What Natalie called the start of ‘this incredible journey’ began with a post from her in 2018 about the problems her son, who has Down’s Syndrome, was experiencing:

‘To the man that wouldn’t let Woody in the local football club, you are a complete fool’. She explained;”The fool that wouldn’t accept Woody at his club will never experience Woodys whole hearted enthusiasm with the ball and utter respect and adoration he has for his coaches’ .
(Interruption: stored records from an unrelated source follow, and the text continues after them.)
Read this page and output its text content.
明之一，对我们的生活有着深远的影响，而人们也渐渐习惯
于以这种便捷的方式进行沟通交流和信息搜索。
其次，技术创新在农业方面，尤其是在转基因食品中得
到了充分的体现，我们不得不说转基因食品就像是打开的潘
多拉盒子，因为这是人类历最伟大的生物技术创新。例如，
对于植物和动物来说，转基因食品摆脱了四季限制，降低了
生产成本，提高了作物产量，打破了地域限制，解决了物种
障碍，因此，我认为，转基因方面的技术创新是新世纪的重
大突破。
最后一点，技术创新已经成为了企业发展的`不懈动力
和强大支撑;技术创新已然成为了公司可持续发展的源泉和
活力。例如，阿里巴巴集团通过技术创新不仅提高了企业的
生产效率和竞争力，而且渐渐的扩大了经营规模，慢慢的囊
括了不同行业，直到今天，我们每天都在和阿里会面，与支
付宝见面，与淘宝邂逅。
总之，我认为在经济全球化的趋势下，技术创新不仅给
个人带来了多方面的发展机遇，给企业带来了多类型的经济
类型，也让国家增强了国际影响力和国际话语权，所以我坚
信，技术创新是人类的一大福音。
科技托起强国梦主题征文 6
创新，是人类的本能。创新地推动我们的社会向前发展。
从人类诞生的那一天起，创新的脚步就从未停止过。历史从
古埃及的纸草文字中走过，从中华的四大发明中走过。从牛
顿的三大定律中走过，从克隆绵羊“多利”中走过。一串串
Bees United talked to Ryan Murrant, now living and working in Glasgow as a photographer, about what happened next:

“It was late one Friday evening in September 2018 and my social media started pinging as Mums all over Britain saw Natalie’s post about Woody not being allowed to play for a junior club. I looked into it and what I wanted to do was to try and help him. I thought we should invite him to Brentford the very next day. I tried to contact Natalie that Friday night and she called me back the next mooning. I said ;’look if you can get to the ground for one o’clock can make Woody a mascot’. There was no real red tape involved just a couple of calls to the then CEO Mark Devlin, and Amy Crook at the Community Sports Trust saying let’s get Woody involved and let him enjoy his day.
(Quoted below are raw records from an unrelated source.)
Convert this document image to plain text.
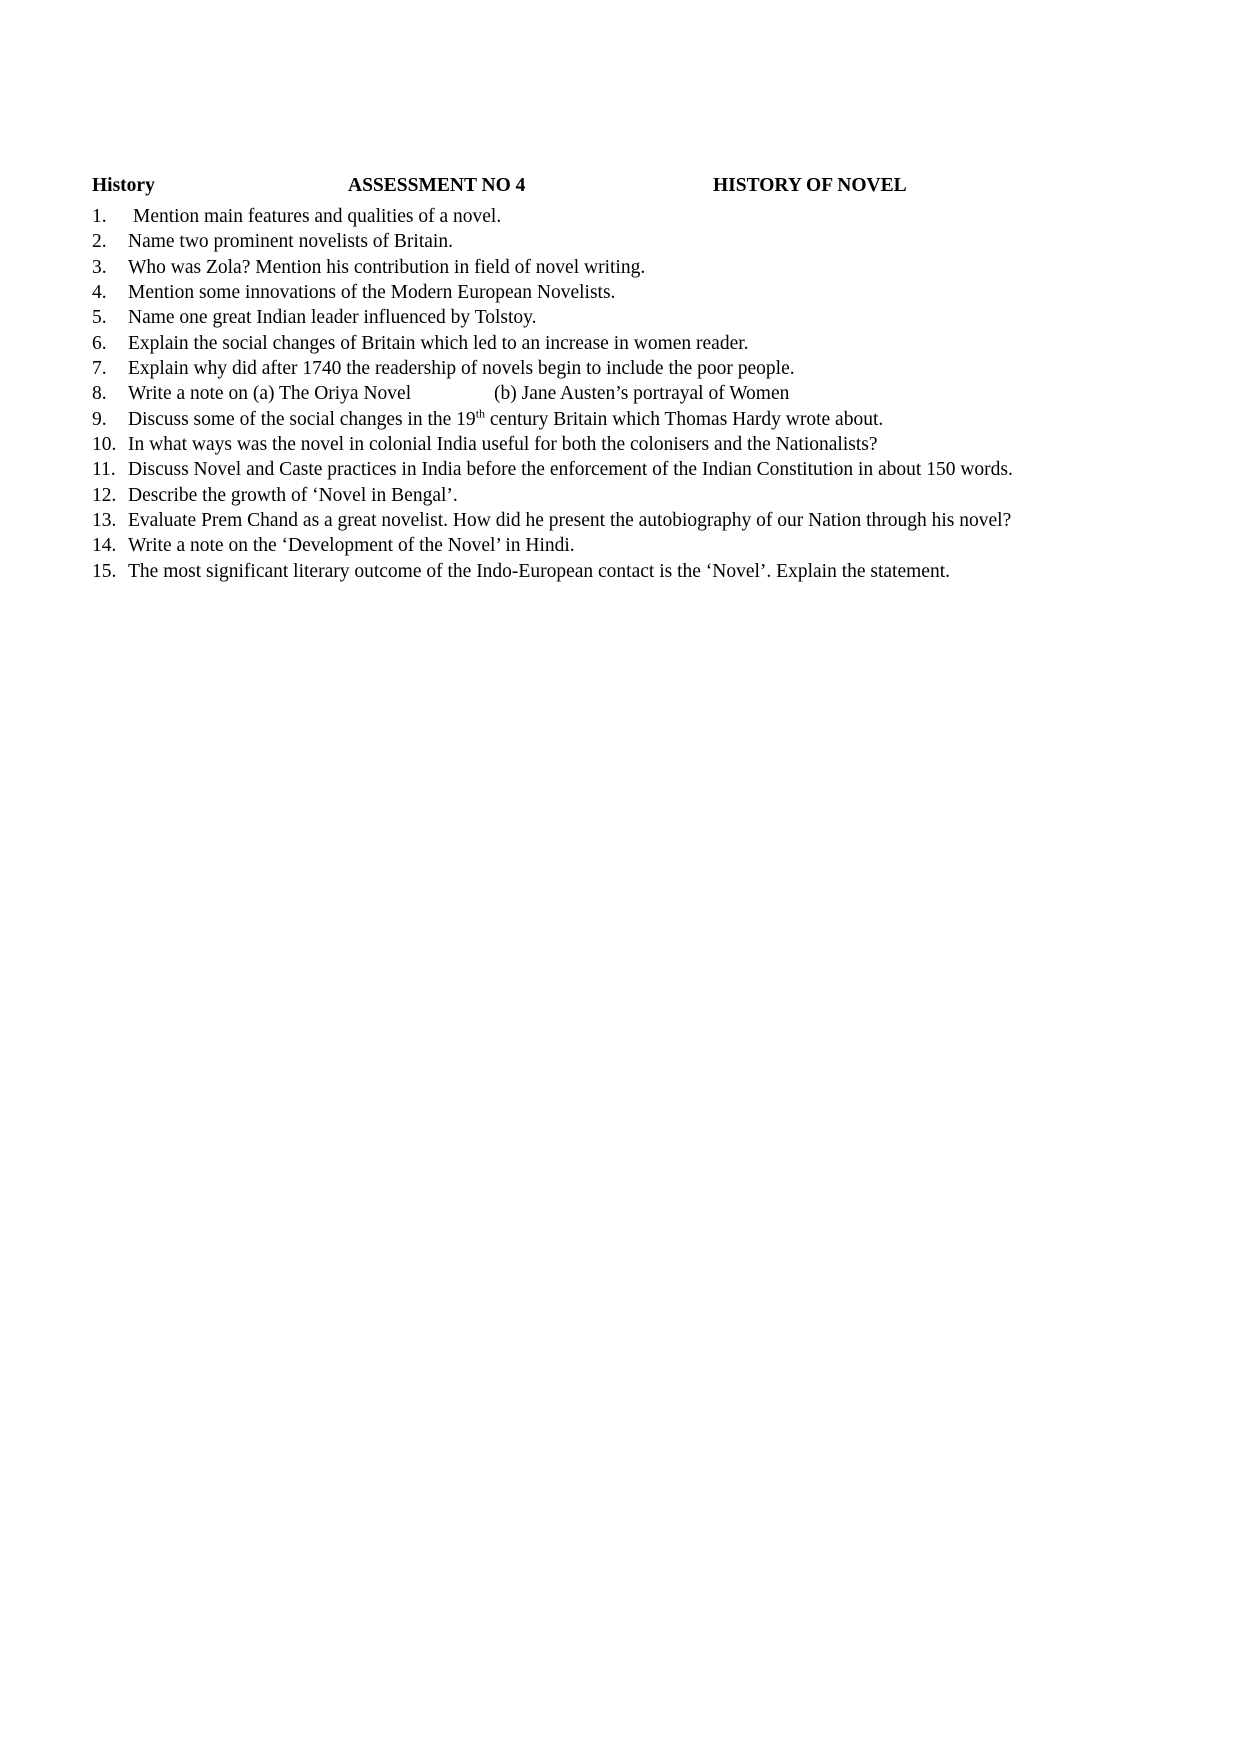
History	ASSESSMENT NO 4	HISTORY OF NOVEL
1. Mention main features and qualities of a novel.
2. Name two prominent novelists of Britain.
3. Who was Zola? Mention his contribution in field of novel writing.
4. Mention some innovations of the Modern European Novelists.
5. Name one great Indian leader influenced by Tolstoy.
6. Explain the social changes of Britain which led to an increase in women reader.
7. Explain why did after 1740 the readership of novels begin to include the poor people.
8. Write a note on (a) The Oriya Novel	(b) Jane Austen’s portrayal of Women
9. Discuss some of the social changes in the 19th century Britain which Thomas Hardy wrote about.
10. In what ways was the novel in colonial India useful for both the colonisers and the Nationalists?
11. Discuss Novel and Caste practices in India before the enforcement of the Indian Constitution in about 150 words.
12. Describe the growth of ‘Novel in Bengal’.
13. Evaluate Prem Chand as a great novelist. How did he present the autobiography of our Nation through his novel?
14. Write a note on the ‘Development of the Novel’ in Hindi.
15. The most significant literary outcome of the Indo-European contact is the ‘Novel’. Explain the statement.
Woody in the centre of the match mascots before the game against Reading in September 2018.

“Looking back this has turned out to be something special because it has changed Woody’s life.That’s what was my job was then, away from all the marketing and statistics, to help change the perception of a football club. It was also part of my job to encourage new fans, to engage with people who weren’t regulars. Woody’s family had no previous connection with Brentford.

“From then on I’ve always stayed in touch with Natalie and Woody, while I was at Brentford  I would always meet them before and after a game.

I also visited Park Lane Stables where Woody’s mum provides riding for the disabled. I even photographed Woody’s step-brother’s wedding,We still talk most weeks because they are genuinely lovely people. You can’t help it spilling into your personal life because you have literally helped change someone’s life.It is lovely to see how he has grown and how football has helpe”.